04/06/2015 9:44 AM IST | Updated 15/07/2016 8:25 AM IST

SHOCKING: Indian Army Euthanises Its Canine Comrades On Retirement

NOAH SEELAM via Getty Images
Indian army commandos with their dogs perform during a show at a parade ground in Secunderabad, the twin city of Hyderabad on July 14, 2013, on the eve of the diamond Jubilee celebrations of The Military College of Electronics and Mechanical Engineering(MCEME). The Indian Army is a voluntary service and the world's largest standing volunteer army, with over a million active personnel and just under a million in reserve. AFP PHOTO/ Noah SEELAM (Photo credit should read NOAH SEELAM/AFP/Getty Images)

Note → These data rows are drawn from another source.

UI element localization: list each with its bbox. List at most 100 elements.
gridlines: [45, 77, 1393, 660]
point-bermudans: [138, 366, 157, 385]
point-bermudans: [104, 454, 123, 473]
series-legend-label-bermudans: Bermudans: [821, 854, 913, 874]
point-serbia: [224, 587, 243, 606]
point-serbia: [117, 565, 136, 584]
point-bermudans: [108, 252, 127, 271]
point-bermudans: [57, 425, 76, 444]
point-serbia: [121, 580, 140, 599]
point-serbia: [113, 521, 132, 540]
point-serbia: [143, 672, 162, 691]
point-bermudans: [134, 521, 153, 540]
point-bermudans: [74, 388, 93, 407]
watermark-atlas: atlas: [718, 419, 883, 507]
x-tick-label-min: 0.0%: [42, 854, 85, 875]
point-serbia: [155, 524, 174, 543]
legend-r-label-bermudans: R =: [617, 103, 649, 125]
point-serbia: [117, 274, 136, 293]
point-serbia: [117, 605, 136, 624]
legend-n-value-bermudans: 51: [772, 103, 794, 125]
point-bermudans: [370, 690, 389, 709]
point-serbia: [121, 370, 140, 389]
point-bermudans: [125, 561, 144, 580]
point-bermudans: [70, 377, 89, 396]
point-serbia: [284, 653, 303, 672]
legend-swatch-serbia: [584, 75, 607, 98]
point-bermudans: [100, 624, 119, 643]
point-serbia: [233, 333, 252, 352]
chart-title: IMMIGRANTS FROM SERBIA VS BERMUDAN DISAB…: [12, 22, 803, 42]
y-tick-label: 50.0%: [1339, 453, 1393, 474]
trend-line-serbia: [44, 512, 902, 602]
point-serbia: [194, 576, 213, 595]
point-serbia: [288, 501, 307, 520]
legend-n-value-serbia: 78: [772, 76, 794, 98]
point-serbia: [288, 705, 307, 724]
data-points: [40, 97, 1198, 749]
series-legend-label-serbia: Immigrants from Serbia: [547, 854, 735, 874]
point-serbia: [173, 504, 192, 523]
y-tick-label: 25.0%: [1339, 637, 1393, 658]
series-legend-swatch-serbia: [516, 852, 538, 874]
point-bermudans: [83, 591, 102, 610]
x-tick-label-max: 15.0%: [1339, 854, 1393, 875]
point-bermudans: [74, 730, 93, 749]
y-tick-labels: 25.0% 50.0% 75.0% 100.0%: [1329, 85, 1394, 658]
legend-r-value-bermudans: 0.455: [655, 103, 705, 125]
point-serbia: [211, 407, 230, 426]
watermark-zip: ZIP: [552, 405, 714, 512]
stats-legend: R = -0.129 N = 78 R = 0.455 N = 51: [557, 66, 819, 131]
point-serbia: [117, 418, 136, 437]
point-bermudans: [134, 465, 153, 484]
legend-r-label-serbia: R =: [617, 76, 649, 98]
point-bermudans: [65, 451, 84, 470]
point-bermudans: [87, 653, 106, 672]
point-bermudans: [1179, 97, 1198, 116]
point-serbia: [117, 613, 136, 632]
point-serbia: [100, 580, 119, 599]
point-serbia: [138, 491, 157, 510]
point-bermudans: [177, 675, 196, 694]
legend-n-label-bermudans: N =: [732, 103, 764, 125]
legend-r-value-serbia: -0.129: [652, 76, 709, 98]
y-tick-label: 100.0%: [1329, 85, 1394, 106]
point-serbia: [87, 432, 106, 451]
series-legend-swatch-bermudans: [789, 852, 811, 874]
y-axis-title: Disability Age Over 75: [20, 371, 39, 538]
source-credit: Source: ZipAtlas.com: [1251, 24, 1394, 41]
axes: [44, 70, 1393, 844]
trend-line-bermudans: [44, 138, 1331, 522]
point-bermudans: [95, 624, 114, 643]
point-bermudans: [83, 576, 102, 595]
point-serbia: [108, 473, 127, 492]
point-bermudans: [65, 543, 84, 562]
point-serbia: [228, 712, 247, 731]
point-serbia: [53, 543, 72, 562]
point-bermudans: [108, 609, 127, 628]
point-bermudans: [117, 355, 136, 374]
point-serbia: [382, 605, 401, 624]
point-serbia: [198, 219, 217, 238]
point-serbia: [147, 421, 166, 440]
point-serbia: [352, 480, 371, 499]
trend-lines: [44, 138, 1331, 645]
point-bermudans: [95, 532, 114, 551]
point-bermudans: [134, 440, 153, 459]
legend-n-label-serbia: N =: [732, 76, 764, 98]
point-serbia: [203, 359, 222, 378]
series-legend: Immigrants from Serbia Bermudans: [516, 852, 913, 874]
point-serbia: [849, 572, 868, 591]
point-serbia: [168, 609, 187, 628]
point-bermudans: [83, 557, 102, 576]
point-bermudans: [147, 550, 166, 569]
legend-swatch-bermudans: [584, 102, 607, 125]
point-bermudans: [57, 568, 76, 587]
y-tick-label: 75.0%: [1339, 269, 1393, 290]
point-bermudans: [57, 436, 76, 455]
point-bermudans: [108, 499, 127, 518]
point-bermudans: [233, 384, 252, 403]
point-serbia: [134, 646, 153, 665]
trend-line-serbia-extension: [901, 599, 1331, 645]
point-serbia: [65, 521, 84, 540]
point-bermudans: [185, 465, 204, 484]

They don't just fetch, sit and catch, but they are trained to serve their country as well. They can hound criminals and sniff bombs. But the highly trained and decorated dogs that serve the Indian army don't go gently into retirement, with benefits and a slower life reminiscing about their days in service.

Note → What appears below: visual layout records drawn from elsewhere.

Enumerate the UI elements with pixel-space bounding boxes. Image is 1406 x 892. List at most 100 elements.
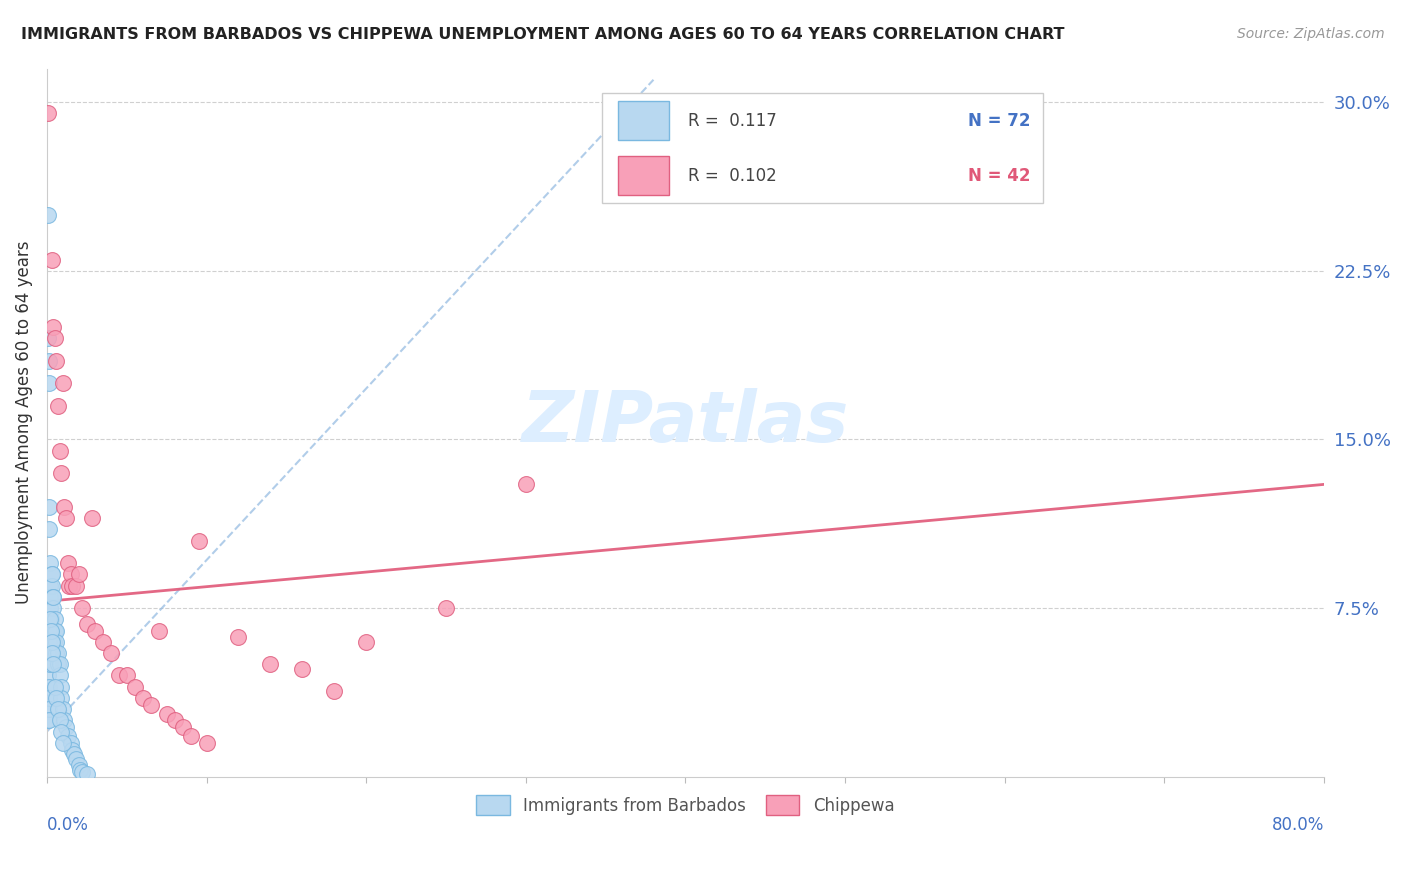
Point bbox=[39, 612, 62, 626]
Point bbox=[41, 567, 63, 582]
FancyBboxPatch shape bbox=[617, 156, 669, 195]
Point bbox=[291, 662, 314, 676]
Point bbox=[51, 680, 73, 694]
Point bbox=[38, 353, 60, 368]
Point bbox=[56, 729, 79, 743]
Point bbox=[44, 624, 66, 638]
Point bbox=[38, 646, 60, 660]
Point bbox=[41, 646, 63, 660]
Point bbox=[51, 724, 73, 739]
Point bbox=[37, 668, 59, 682]
Point bbox=[38, 634, 60, 648]
Point bbox=[52, 702, 75, 716]
Point bbox=[180, 729, 202, 743]
Point bbox=[45, 646, 67, 660]
Point bbox=[59, 736, 82, 750]
Point bbox=[42, 601, 65, 615]
Point bbox=[39, 612, 62, 626]
Point bbox=[45, 624, 67, 638]
Point bbox=[38, 376, 60, 391]
Point bbox=[37, 208, 59, 222]
Point bbox=[124, 680, 146, 694]
Point bbox=[38, 714, 60, 728]
Text: R =  0.117: R = 0.117 bbox=[688, 112, 776, 129]
Point bbox=[76, 616, 98, 631]
Text: N = 42: N = 42 bbox=[967, 167, 1031, 185]
Point bbox=[48, 668, 70, 682]
Point bbox=[37, 646, 59, 660]
Text: IMMIGRANTS FROM BARBADOS VS CHIPPEWA UNEMPLOYMENT AMONG AGES 60 TO 64 YEARS CORR: IMMIGRANTS FROM BARBADOS VS CHIPPEWA UNE… bbox=[21, 27, 1064, 42]
Point bbox=[38, 624, 60, 638]
Point bbox=[195, 736, 218, 750]
Point bbox=[48, 714, 70, 728]
Point bbox=[83, 624, 105, 638]
Point bbox=[39, 601, 62, 615]
Point bbox=[39, 578, 62, 592]
Point bbox=[91, 634, 114, 648]
Point bbox=[37, 680, 59, 694]
Text: 0.0%: 0.0% bbox=[46, 815, 89, 833]
Point bbox=[107, 668, 129, 682]
Point bbox=[139, 698, 162, 712]
Point bbox=[52, 736, 75, 750]
Y-axis label: Unemployment Among Ages 60 to 64 years: Unemployment Among Ages 60 to 64 years bbox=[15, 241, 32, 604]
Point bbox=[65, 751, 87, 765]
Point bbox=[100, 646, 122, 660]
Text: ZIPatlas: ZIPatlas bbox=[522, 388, 849, 457]
Point bbox=[59, 567, 82, 582]
Text: R =  0.102: R = 0.102 bbox=[688, 167, 776, 185]
Point bbox=[46, 702, 69, 716]
Point bbox=[41, 646, 63, 660]
Point bbox=[42, 320, 65, 334]
Point bbox=[62, 578, 84, 592]
Point bbox=[44, 680, 66, 694]
Point bbox=[56, 556, 79, 570]
Point bbox=[42, 634, 65, 648]
Point bbox=[515, 477, 537, 491]
Point bbox=[45, 353, 67, 368]
Point bbox=[48, 657, 70, 672]
Point bbox=[44, 612, 66, 626]
Text: N = 72: N = 72 bbox=[967, 112, 1031, 129]
Point bbox=[67, 567, 90, 582]
FancyBboxPatch shape bbox=[602, 94, 1043, 203]
Text: Source: ZipAtlas.com: Source: ZipAtlas.com bbox=[1237, 27, 1385, 41]
Point bbox=[45, 690, 67, 705]
Point bbox=[39, 624, 62, 638]
Point bbox=[65, 578, 87, 592]
Point bbox=[52, 376, 75, 391]
Text: 80.0%: 80.0% bbox=[1271, 815, 1324, 833]
Point bbox=[39, 556, 62, 570]
Point bbox=[70, 601, 93, 615]
Point bbox=[323, 684, 346, 698]
Point bbox=[41, 634, 63, 648]
Point bbox=[44, 331, 66, 345]
Point bbox=[41, 252, 63, 267]
Point bbox=[76, 767, 98, 781]
Point bbox=[63, 747, 86, 761]
Point bbox=[38, 612, 60, 626]
Point bbox=[38, 500, 60, 514]
Point bbox=[46, 646, 69, 660]
Point bbox=[38, 690, 60, 705]
FancyBboxPatch shape bbox=[617, 102, 669, 140]
Point bbox=[51, 466, 73, 480]
Point bbox=[55, 720, 77, 734]
Point bbox=[38, 702, 60, 716]
Point bbox=[39, 590, 62, 604]
Point bbox=[70, 765, 93, 780]
Point bbox=[41, 567, 63, 582]
Point bbox=[187, 533, 209, 548]
Point bbox=[37, 702, 59, 716]
Point bbox=[131, 690, 153, 705]
Point bbox=[434, 601, 457, 615]
Point bbox=[37, 331, 59, 345]
Point bbox=[42, 590, 65, 604]
Point bbox=[37, 657, 59, 672]
Point bbox=[45, 634, 67, 648]
Point bbox=[37, 690, 59, 705]
Point bbox=[42, 590, 65, 604]
Point bbox=[51, 690, 73, 705]
Point bbox=[48, 443, 70, 458]
Point bbox=[67, 758, 90, 772]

In a shocking response to a right to information query, the Indian Army has said that it euthanises its dogs and horses on retirement, or at any point when they are judged to be unfit for service beyond a month.

"Army horses and dogs are evaluated for their fitness with respect to the performance of duties. The animals which are considered unfit for one month active service are disposed of by humane euthanasia," the army said in its response.

The Indian Army uses Labradors, German shepherds and Belgian shepherds. The rationale given by retired officers TOI spoke with are two-fold: the upkeep of such dogs with the kind of facilities they enjoyed while is service will be expensive. And secondly, since they are familiar with sensitive locations while in service, it won't be safe to leave them in civilian hands.

By any stretch of imagination, these seem terribly flimsy premises to kill dogs the moment they are unfit, particularly after a life time of service to the nation.

Animal rights activists are justly upset that the army is "playing god". "Animals cannot be tossed away like empty ammunition shells. It is unfortunate that the dogs are euthanised," PETA India CEO Poorva P Joshipura told TOI.